How to Make DV Movies at Used Car Prices...That No One Will Want to See1
I was excited about this book but then when I got it and read the first few pages, I was disappointed, big time.

The author is, I think, some liberal arts professor who goes on and on about how to make a movie in less than 19 days. He recommends all sorts of off-the-cuff methods, like not using a script.

OK, dude, people have been making movies like that for decades -- they're called home movies. And guess what -- no one but the person who filmed it likes home movies.

He gives lots of outdated advice like how to share your movie on "low cost" file sharing servers that just point back to your home computer and eat up your bandwidth allowance from your ISP in no time flat. He goes on and on about how great Apple is...buy an Apple...buy an Apple...buy the $1,000 Adobe editing suite...wow, this is becoming one expensive used car!

Not a "How-To-Do-It", but a a "Just Do It"5
Those who've read this and/or previous editions, frequently complain that there is little substantive "how-to" information in the books and that they are simply vehicles for the author's advancing his own aesthetic.

Rick and his many iterations of this book were meant to inspire as much as inform. With the DV revolution, Rick was forced to rewrite this book many times in just a few years, to keep current. Surely anyone whose dabbled at all in film or video the last 5-7 years is bound to be seasick from the many dizzying changes that have occurred in the field.

These tomes are more about getting off the couch and making your dream a reality, rather than a step by step recipe. Rick gives lots of good time and money saving advice and while it's easy to throw rocks at someone who's "never made a film of note", those who are so quick to criticize should take a look at their own lives and be honest about what THEY have produced. Rick has made a nice living for himself producing and consulting on independent works and I admire his tenacity and his refusal to sell out to the corporate mentality.

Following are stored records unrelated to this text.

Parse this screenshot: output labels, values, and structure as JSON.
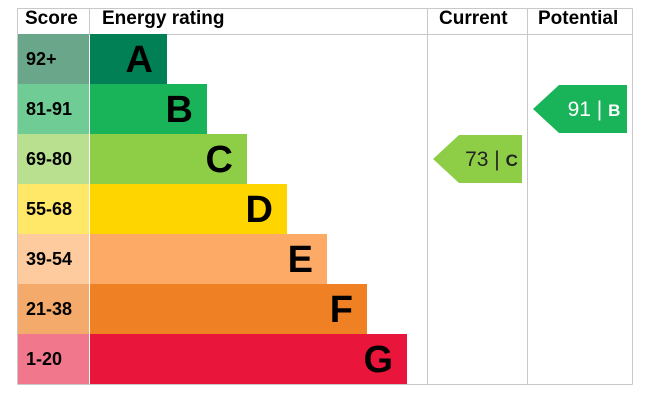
{
  "headers": {
    "score": "Score",
    "energy_rating": "Energy rating",
    "current": "Current",
    "potential": "Potential"
  },
  "chart_data": {
    "type": "bar",
    "title": "",
    "categories": [
      "A",
      "B",
      "C",
      "D",
      "E",
      "F",
      "G"
    ],
    "bands": [
      {
        "letter": "A",
        "score": "92+",
        "band_color": "#008054",
        "score_bg": "#6aa68a"
      },
      {
        "letter": "B",
        "score": "81-91",
        "band_color": "#19b459",
        "score_bg": "#70cc95"
      },
      {
        "letter": "C",
        "score": "69-80",
        "band_color": "#8dce46",
        "score_bg": "#b8e08f"
      },
      {
        "letter": "D",
        "score": "55-68",
        "band_color": "#ffd500",
        "score_bg": "#ffe768"
      },
      {
        "letter": "E",
        "score": "39-54",
        "band_color": "#fcaa65",
        "score_bg": "#fdcb9e"
      },
      {
        "letter": "F",
        "score": "21-38",
        "band_color": "#ef8023",
        "score_bg": "#f4aa6a"
      },
      {
        "letter": "G",
        "score": "1-20",
        "band_color": "#e9153b",
        "score_bg": "#f0778c"
      }
    ],
    "current": {
      "value": 73,
      "letter": "C",
      "separator": "|",
      "color": "#8dce46"
    },
    "potential": {
      "value": 91,
      "letter": "B",
      "separator": "|",
      "color": "#19b459"
    }
  }
}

I have had the pleasure of meeting him and working personally along side him and attending some of his seminars. He is knowledgeable, experienced and "street-wise" to the ways of guerilla feature film production.

It's easy for the rich, elitists to go to NYU or UCLA and study film. What's hard is for the average, middle-class person to break into the field. Books like this one and Rodriguez' Rebel Without A Crew, are always going to meet with skepticism from the "formally trained". Yet year in and year out, Sundance, SXSW, Dallas Video Festival and countless other film festivals are full of incredible works produced by artists who've never darkened the door of a film class.

DV, DVD and now the newer Media card-based camcorders, along with bundled editing software on most newer computers, has enabled a new generation of filmmakers to realize their visions. Extreme DV At Used Car Prices is a great companion book to anyone who has ever dreamed of writing and directing their own feature film.

Thanks, Rick!

Awesome book!4
Do yourself a favor and read it if you are serious about no only making a movie/video but having people sit through and enjoy your work.